CHAPTER XVII

THE EXPIATION

Two hours after midnight—that is a time of rest and peace in most lands. Men have either ceased or not yet begun their toil. Even warfare, the deadliest task of all, slackens its energy, and the ghostly reaper leans on his scythe while wearied soldiers sleep. Wellington knew this when he said that the bravest man was he who possessed “two-o’clock-in-the-morning” courage, for shadows then become real, and dangers anticipated but unseen are magnified tenfold.

Yet, soon after two o’clock in the morning of September 14, 1857, four thousand five hundred soldiers assembled behind the Ridge for the greatest achievement that the Mutiny had demanded during the four months of its wonderful history. They were divided into five columns, one being a reserve, and the task before them was to carry by assault a strongly fortified city, surrounded by seven miles of wall and ditch, held by forty thousand trained soldiers and equipped with ample store of guns and ammunition. Success meant the certain loss of one man among four—failure would carry with it a rout and massacre unexampled in modern war.

Men had fallen in greater numbers in the Crimea, it is true—a British army had been swallowed alive in the wild Khyber Pass—but these were only incidents in prolonged campaigns, whereas the collapse of the assailants of Delhi would set free a torrent of murder, rapine and pillage, such as the utmost triumph of the rebels had not yet produced.

The Punjab, the whole of the Northwest, Central India and Rajputana, all northern Bengal and Bombay, must have been submerged in the flood if the gates of Delhi were unbarred. It is not to be marveled at, therefore, that General Wilson, the Commander-in-Chief, “looked nervous and anxious” as he rode slowly along the front of the gathering columns, nor that many of the British officers and men received the Holy Communion at the hands of their chaplains, ere they mustered for what might prove to be their last parade.

In some tents, of their own accord, the soldiers read the Old Testament lesson of the day.
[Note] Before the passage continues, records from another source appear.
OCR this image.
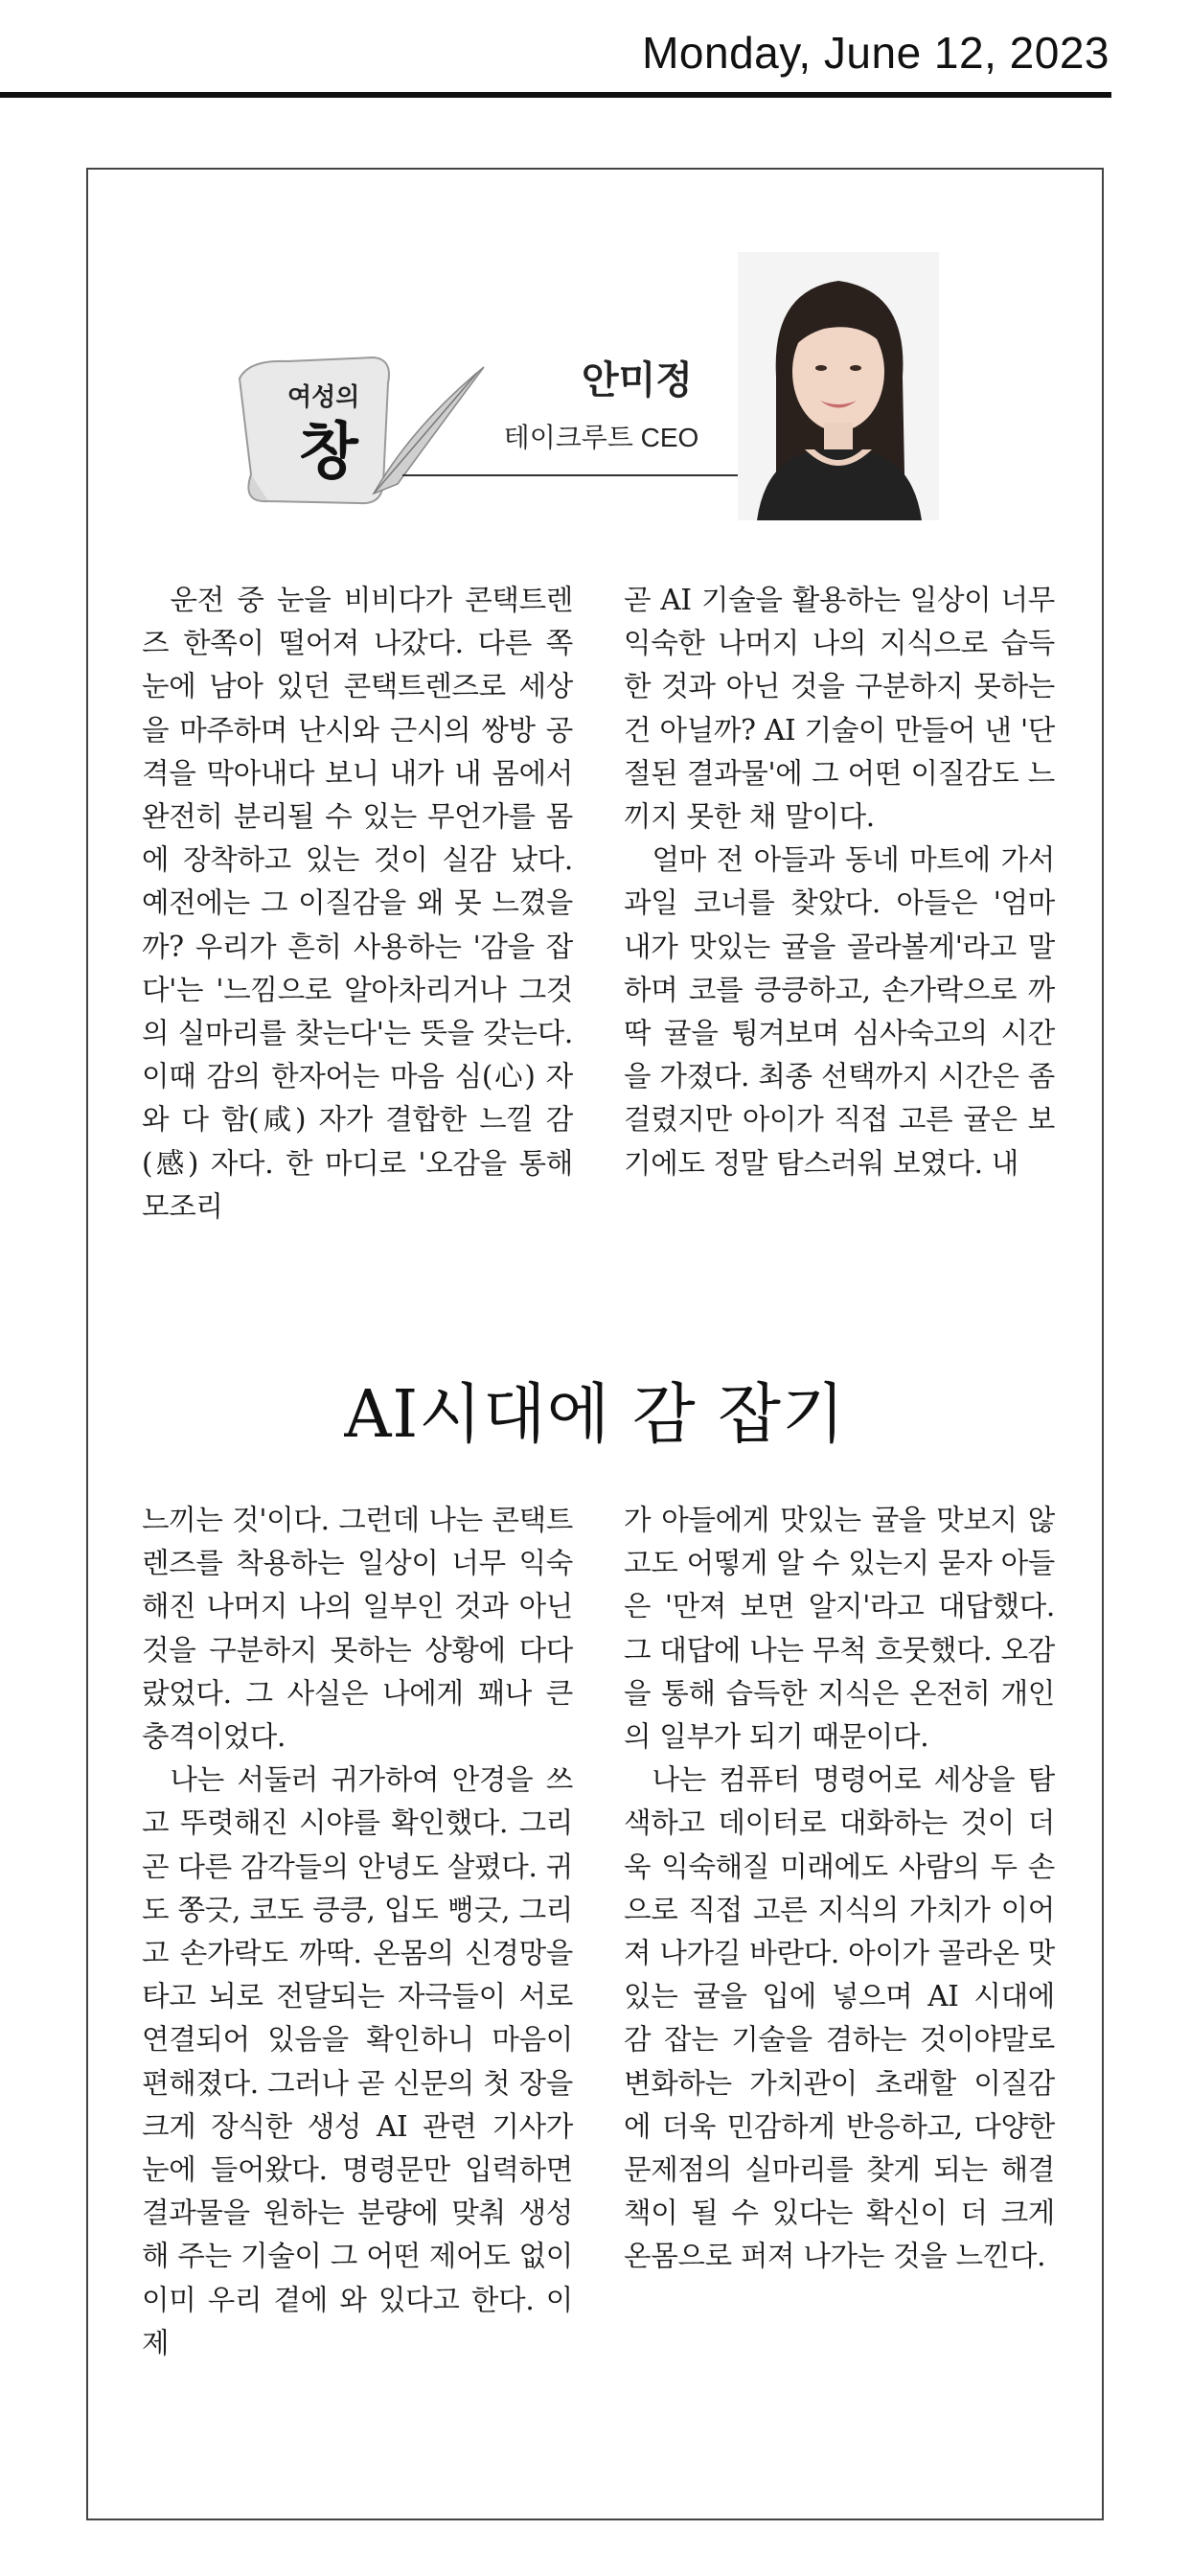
Monday, June 12, 2023
여성의
창
안미정
테이크루트 CEO

운전 중 눈을 비비다가 콘택트렌즈 한쪽이 떨어져 나갔다. 다른 쪽 눈에 남아 있던 콘택트렌즈로 세상을 마주하며 난시와 근시의 쌍방 공격을 막아내다 보니 내가 내 몸에서 완전히 분리될 수 있는 무언가를 몸에 장착하고 있는 것이 실감 났다. 예전에는 그 이질감을 왜 못 느꼈을까? 우리가 흔히 사용하는 '감을 잡다'는 '느낌으로 알아차리거나 그것의 실마리를 찾는다'는 뜻을 갖는다. 이때 감의 한자어는 마음 심(心) 자와 다 함(咸) 자가 결합한 느낄 감(感) 자다. 한 마디로 '오감을 통해 모조리

곧 AI 기술을 활용하는 일상이 너무 익숙한 나머지 나의 지식으로 습득한 것과 아닌 것을 구분하지 못하는 건 아닐까? AI 기술이 만들어 낸 '단절된 결과물'에 그 어떤 이질감도 느끼지 못한 채 말이다.

얼마 전 아들과 동네 마트에 가서 과일 코너를 찾았다. 아들은 '엄마 내가 맛있는 귤을 골라볼게'라고 말하며 코를 킁킁하고, 손가락으로 까딱 귤을 튕겨보며 심사숙고의 시간을 가졌다. 최종 선택까지 시간은 좀 걸렸지만 아이가 직접 고른 귤은 보기에도 정말 탐스러워 보였다. 내

AI시대에 감 잡기

느끼는 것'이다. 그런데 나는 콘택트렌즈를 착용하는 일상이 너무 익숙해진 나머지 나의 일부인 것과 아닌 것을 구분하지 못하는 상황에 다다랐었다. 그 사실은 나에게 꽤나 큰 충격이었다.

나는 서둘러 귀가하여 안경을 쓰고 뚜렷해진 시야를 확인했다. 그리곤 다른 감각들의 안녕도 살폈다. 귀도 쫑긋, 코도 킁킁, 입도 뻥긋, 그리고 손가락도 까딱. 온몸의 신경망을 타고 뇌로 전달되는 자극들이 서로 연결되어 있음을 확인하니 마음이 편해졌다. 그러나 곧 신문의 첫 장을 크게 장식한 생성 AI 관련 기사가 눈에 들어왔다. 명령문만 입력하면 결과물을 원하는 분량에 맞춰 생성해 주는 기술이 그 어떤 제어도 없이 이미 우리 곁에 와 있다고 한다. 이제

가 아들에게 맛있는 귤을 맛보지 않고도 어떻게 알 수 있는지 묻자 아들은 '만져 보면 알지'라고 대답했다. 그 대답에 나는 무척 흐뭇했다. 오감을 통해 습득한 지식은 온전히 개인의 일부가 되기 때문이다.

나는 컴퓨터 명령어로 세상을 탐색하고 데이터로 대화하는 것이 더욱 익숙해질 미래에도 사람의 두 손으로 직접 고른 지식의 가치가 이어져 나가길 바란다. 아이가 골라온 맛있는 귤을 입에 넣으며 AI 시대에 감 잡는 기술을 겸하는 것이야말로 변화하는 가치관이 초래할 이질감에 더욱 민감하게 반응하고, 다양한 문제점의 실마리를 찾게 되는 해결책이 될 수 있다는 확신이 더 크게 온몸으로 퍼져 나가는 것을 느낀다.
With that extraordinary aptness which the chronicles of the prophets often display in their relation to current events, the chapter foretold the doom of Nineveh: “Woe to the bloody city! It is full of lies and robbery ... draw the waters for the siege, fortify thy strongholds ... then shall the fire devour thee; the sword shall cut thee off; it shall eat thee up like the canker-worm.”

How thrilling, how intensely personal and human, these words must have sounded in their ears, for it should ever be borne in mind that the Britons who recovered India in ’57 were not only determined to avenge the barbarities inflicted on unoffending women and children, but were inspired by a religious enthusiasm that showed itself in almost every diary kept and letter sent home during the war.